“Our souls demand Purgatory, don’t they?” -C.S. Lewis

“C.S. Lewis, the author of Mere Christianity and The Chronicles of Narnia, was not Catholic but he did believe in the existence of purgatory. He knew dying does not change our sinful hearts, so God must do something to us after death in order to make us fit to spend eternal life with him. Lewis said, “Our souls demand Purgatory, don’t they?”

1 John 5:17 says, “All wrongdoing is sin, but there is sin which is not mortal.” The Church accordingly refers to mortal sins as our freely chosen, gravely evil acts that destroy God’s love in our hearts. These sins forfeit our hope of eternal life with God unless we ask God to forgive them through the sacrament of reconciliation (confession).

Unlike mortal sins, venial sins hurt the soul but do not kill God’s grace within it. These are sins that people commit in their day-to-day life that do not completely separate them from God but do hurt their relationship with him. Catholics don’t have to confess these sins to a priest (but they can if they wish), and the Eucharist also cleanses us of these sins. But what happens to people who don’t seek the sacraments and die in an unclean state of venial sin?

Since these people died in a state of grace and friendship with God, there is no possibility they will go to hell. But Revelation 21:27 says that nothing unclean will be in heaven. It logically follows, therefore, that these saved souls will be purged of their sins prior to spending eternity with God. According to the Catechism, “The Church gives the name purgatory to this final purification of the elect, which is entirely different from the punishment of the damned” (CCC 1031).

Purgatory is not an alternative to heaven and hell nor is it a “second chance” to choose God. All souls that go to purgatory belong to people who died in God’s friendship. Purgatory isn’t a place as much as it is a state of existence after death, where we will be purified from sin.
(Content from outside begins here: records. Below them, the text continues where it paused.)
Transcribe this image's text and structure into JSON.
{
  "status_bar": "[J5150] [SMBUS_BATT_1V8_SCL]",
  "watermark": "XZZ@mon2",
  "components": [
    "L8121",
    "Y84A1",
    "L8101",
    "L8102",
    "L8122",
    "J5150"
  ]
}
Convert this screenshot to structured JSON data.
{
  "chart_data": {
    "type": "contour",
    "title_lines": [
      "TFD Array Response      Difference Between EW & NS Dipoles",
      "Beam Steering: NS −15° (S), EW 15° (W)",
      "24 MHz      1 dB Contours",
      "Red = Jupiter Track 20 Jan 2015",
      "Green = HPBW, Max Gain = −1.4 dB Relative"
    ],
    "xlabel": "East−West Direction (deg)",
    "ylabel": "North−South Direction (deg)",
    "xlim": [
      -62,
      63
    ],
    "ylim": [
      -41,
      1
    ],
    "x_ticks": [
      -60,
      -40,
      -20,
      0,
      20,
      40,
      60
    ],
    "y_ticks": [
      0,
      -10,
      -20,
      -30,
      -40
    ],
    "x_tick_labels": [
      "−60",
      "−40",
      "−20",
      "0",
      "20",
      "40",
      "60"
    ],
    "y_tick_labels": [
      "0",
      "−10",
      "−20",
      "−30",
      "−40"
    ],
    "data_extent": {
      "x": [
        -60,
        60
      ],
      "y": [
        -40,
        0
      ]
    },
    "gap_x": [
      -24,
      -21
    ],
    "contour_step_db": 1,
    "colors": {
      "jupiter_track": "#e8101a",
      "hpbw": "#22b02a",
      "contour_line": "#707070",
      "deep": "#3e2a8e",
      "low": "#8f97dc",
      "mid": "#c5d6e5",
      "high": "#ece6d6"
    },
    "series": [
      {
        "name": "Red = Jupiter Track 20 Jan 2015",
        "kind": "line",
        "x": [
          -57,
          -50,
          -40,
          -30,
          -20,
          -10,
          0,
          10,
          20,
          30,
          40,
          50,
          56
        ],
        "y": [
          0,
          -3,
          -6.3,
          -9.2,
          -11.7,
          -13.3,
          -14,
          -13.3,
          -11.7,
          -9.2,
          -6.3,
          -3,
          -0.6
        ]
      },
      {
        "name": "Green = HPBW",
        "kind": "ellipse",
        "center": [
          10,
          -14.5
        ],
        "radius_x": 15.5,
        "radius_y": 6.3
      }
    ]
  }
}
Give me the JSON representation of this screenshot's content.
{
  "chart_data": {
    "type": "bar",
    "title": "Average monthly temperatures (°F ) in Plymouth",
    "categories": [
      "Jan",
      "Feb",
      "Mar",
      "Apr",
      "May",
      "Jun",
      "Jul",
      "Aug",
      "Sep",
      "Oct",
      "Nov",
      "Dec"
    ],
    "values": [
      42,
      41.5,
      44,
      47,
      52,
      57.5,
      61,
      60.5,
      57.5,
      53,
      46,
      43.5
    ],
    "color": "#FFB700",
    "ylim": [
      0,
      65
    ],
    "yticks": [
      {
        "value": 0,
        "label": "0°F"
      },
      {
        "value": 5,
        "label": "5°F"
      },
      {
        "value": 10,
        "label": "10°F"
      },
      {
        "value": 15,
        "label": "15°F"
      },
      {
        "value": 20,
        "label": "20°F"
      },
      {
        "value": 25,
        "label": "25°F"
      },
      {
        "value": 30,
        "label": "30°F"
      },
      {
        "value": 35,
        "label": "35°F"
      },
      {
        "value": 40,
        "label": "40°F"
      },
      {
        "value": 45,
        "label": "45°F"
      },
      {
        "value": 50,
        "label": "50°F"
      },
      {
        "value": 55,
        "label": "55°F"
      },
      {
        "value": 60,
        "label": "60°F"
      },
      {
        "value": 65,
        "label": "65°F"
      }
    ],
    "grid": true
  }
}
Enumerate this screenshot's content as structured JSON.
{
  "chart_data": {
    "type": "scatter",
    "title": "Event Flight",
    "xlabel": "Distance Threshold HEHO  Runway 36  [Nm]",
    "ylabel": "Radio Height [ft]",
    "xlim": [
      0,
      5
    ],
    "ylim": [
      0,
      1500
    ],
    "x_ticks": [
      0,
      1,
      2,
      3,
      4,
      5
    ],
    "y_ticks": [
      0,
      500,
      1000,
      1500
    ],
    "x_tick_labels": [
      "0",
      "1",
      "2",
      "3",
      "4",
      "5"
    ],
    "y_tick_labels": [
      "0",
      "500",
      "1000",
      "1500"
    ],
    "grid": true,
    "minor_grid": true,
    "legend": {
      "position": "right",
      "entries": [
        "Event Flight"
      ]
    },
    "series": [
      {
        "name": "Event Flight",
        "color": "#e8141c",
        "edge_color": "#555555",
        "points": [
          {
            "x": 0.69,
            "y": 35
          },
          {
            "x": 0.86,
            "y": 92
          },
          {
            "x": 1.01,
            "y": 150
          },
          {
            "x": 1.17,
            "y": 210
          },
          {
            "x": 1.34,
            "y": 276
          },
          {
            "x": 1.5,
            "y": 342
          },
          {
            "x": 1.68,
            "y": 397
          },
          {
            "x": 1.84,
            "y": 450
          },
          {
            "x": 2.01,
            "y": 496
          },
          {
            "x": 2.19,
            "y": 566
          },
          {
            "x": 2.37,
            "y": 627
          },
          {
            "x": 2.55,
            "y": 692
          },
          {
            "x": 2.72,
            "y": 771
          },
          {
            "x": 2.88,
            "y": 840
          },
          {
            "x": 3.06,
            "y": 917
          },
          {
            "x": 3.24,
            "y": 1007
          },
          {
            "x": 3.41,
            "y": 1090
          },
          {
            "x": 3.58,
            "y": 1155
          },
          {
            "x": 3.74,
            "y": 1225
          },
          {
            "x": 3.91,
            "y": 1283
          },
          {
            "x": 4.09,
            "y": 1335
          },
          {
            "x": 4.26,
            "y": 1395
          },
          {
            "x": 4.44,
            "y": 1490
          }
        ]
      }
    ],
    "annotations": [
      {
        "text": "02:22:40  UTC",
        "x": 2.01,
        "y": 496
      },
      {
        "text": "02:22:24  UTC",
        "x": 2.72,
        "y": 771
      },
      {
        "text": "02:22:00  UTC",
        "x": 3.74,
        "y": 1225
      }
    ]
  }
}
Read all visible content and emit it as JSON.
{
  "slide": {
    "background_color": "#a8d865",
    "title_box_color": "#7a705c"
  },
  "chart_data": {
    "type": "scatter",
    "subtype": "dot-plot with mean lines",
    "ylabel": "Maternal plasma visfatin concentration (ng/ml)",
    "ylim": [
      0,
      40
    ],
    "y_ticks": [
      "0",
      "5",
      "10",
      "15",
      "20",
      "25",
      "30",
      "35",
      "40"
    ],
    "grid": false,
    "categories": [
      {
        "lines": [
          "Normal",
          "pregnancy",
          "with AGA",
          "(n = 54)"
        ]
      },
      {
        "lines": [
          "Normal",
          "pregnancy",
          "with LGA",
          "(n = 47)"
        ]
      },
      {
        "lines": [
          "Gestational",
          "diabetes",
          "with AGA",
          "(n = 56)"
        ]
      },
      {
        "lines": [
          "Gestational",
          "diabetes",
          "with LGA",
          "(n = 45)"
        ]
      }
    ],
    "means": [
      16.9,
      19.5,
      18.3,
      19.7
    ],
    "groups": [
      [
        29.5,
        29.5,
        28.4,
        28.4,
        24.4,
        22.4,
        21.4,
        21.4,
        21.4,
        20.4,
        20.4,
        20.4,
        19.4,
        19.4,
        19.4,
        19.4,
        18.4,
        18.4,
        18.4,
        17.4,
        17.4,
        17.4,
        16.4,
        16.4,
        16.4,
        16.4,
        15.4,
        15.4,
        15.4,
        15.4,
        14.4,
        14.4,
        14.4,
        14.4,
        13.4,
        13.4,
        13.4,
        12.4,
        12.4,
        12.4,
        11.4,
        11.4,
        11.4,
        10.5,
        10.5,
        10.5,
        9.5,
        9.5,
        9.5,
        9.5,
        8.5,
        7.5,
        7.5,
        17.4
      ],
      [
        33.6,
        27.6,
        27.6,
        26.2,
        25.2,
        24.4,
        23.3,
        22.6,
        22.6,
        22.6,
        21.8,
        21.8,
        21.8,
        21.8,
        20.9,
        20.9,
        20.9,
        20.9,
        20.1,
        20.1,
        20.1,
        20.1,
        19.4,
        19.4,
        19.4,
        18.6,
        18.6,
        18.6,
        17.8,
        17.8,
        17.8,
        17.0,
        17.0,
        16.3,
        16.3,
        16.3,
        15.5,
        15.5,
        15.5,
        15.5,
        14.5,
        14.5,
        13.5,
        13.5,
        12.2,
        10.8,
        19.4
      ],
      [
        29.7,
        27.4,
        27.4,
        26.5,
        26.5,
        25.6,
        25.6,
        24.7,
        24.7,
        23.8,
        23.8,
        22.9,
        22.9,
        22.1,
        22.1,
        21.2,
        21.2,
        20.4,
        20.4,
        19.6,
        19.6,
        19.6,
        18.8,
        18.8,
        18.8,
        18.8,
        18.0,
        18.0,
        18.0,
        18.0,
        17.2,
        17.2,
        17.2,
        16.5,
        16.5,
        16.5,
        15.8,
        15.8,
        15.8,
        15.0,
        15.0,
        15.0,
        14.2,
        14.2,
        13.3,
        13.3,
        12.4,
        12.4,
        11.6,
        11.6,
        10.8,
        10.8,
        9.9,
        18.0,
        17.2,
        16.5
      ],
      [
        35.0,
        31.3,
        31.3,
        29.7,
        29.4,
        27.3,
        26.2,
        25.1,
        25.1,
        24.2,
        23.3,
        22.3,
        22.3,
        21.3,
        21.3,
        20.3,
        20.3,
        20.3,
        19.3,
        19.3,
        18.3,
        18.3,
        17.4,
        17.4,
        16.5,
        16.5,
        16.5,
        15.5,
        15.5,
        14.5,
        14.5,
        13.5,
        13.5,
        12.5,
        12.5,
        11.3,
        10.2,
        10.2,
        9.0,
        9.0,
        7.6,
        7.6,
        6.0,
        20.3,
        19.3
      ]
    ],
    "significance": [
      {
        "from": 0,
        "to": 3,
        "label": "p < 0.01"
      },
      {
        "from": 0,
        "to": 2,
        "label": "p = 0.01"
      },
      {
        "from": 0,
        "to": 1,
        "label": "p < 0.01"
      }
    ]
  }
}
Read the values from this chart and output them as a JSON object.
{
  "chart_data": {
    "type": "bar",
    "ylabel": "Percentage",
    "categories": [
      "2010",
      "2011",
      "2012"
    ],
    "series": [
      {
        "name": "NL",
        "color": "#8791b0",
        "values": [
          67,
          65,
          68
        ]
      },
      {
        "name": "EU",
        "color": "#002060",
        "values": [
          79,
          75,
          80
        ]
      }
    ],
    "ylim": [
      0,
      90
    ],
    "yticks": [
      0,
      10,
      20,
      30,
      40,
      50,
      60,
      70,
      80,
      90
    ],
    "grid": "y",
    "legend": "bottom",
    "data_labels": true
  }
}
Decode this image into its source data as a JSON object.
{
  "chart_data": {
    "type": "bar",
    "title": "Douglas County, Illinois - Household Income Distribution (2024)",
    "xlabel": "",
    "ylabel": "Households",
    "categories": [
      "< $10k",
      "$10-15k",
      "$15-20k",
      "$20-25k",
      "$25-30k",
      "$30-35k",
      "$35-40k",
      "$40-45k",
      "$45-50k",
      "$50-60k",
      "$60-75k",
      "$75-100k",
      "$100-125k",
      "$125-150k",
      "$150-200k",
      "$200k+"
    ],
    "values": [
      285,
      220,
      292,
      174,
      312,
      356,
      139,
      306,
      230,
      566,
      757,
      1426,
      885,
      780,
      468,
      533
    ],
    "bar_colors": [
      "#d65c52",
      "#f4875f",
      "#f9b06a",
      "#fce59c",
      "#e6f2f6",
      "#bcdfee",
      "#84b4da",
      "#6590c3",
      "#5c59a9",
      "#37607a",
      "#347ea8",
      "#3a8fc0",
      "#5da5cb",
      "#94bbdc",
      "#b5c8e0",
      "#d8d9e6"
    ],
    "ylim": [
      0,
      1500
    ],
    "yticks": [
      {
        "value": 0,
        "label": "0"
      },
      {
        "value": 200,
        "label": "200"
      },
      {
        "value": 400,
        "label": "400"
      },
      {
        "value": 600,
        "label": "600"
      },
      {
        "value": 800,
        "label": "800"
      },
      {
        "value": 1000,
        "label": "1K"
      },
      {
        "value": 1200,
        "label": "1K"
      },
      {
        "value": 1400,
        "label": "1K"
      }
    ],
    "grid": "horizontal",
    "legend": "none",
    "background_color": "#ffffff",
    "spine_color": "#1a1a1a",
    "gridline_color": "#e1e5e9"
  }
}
C.S. Lewis understood that because God loves us so much he won’t let us stay attached to any kind of sin, including minor ones, for all eternity.

It is natural for humans to want to make up for the wrong they have done, but no amount of work on our part can make up for the wrong caused by our sins against an infinitely holy God. (Only Christ’s sacrifice can do that.) We can, however, make up for the temporal or earthly consequences of our sins.

Here’s a way to understand the difference.

If my five-year-old son recklessly breaks a neighbor’s window, I will pay for the window because he cannot. If my son is sorry for what he did then I will forgive him, but I will also ask him to perform extra chores to make up for his bad behavior. This satisfies his conscience’s desire to make amends and also helps him learn a valuable lesson.

We might think discipline is the opposite of love, but if you’ve ever been around a spoiled child you see that the lack of discipline can make a person angry, frustrated, selfish, and just plain miserable. Since God is our loving father, he also graciously corrects us, or as the Bible says, “The Lord disciplines him whom he loves, and chastises every son whom he receives.” (Heb. 12:6)

If Christ’s sacrifice is perfect and infinitely atones for sin, then why is purgatory even necessary? It’s necessary because Christ’s perfect sacrifice must be applied to each individual in different ways.

Those who reject Christ’s offer of salvation, for example, won’t have the saving effects of Christ’s sacrifice applied to them. Believers who are attached to sin in this life will have the effects of Christ’s sacrifice applied to them after death in purgatory.

Theologians like Pope Benedict XVI have even speculated that the cleansing fire of purgatory is none other than Christ Himself. He writes:

“Some recent theologians are of the opinion that the fire which both burns and saves is Christ Himself, the Judge and Savior. The encounter with Him is the decisive act of judgment. Before His gaze all falsehood melts away. This encounter with Him, as it burns us, transforms and frees us, allows us to become truly ourselves.”

Purgatory doesn’t take away from Christ’s work, but rather it is Christ’s work. It is not something the Church created in order to force people to work their way into heaven. Purgatory is instead something God created so that the grace His Son obtained for us on the cross could make us “holy and blameless and irreproachable before Him” (Col. 1:22-23), free from the pain and penalty of sin, and ready to enter into eternal glory with Christ our Lord.”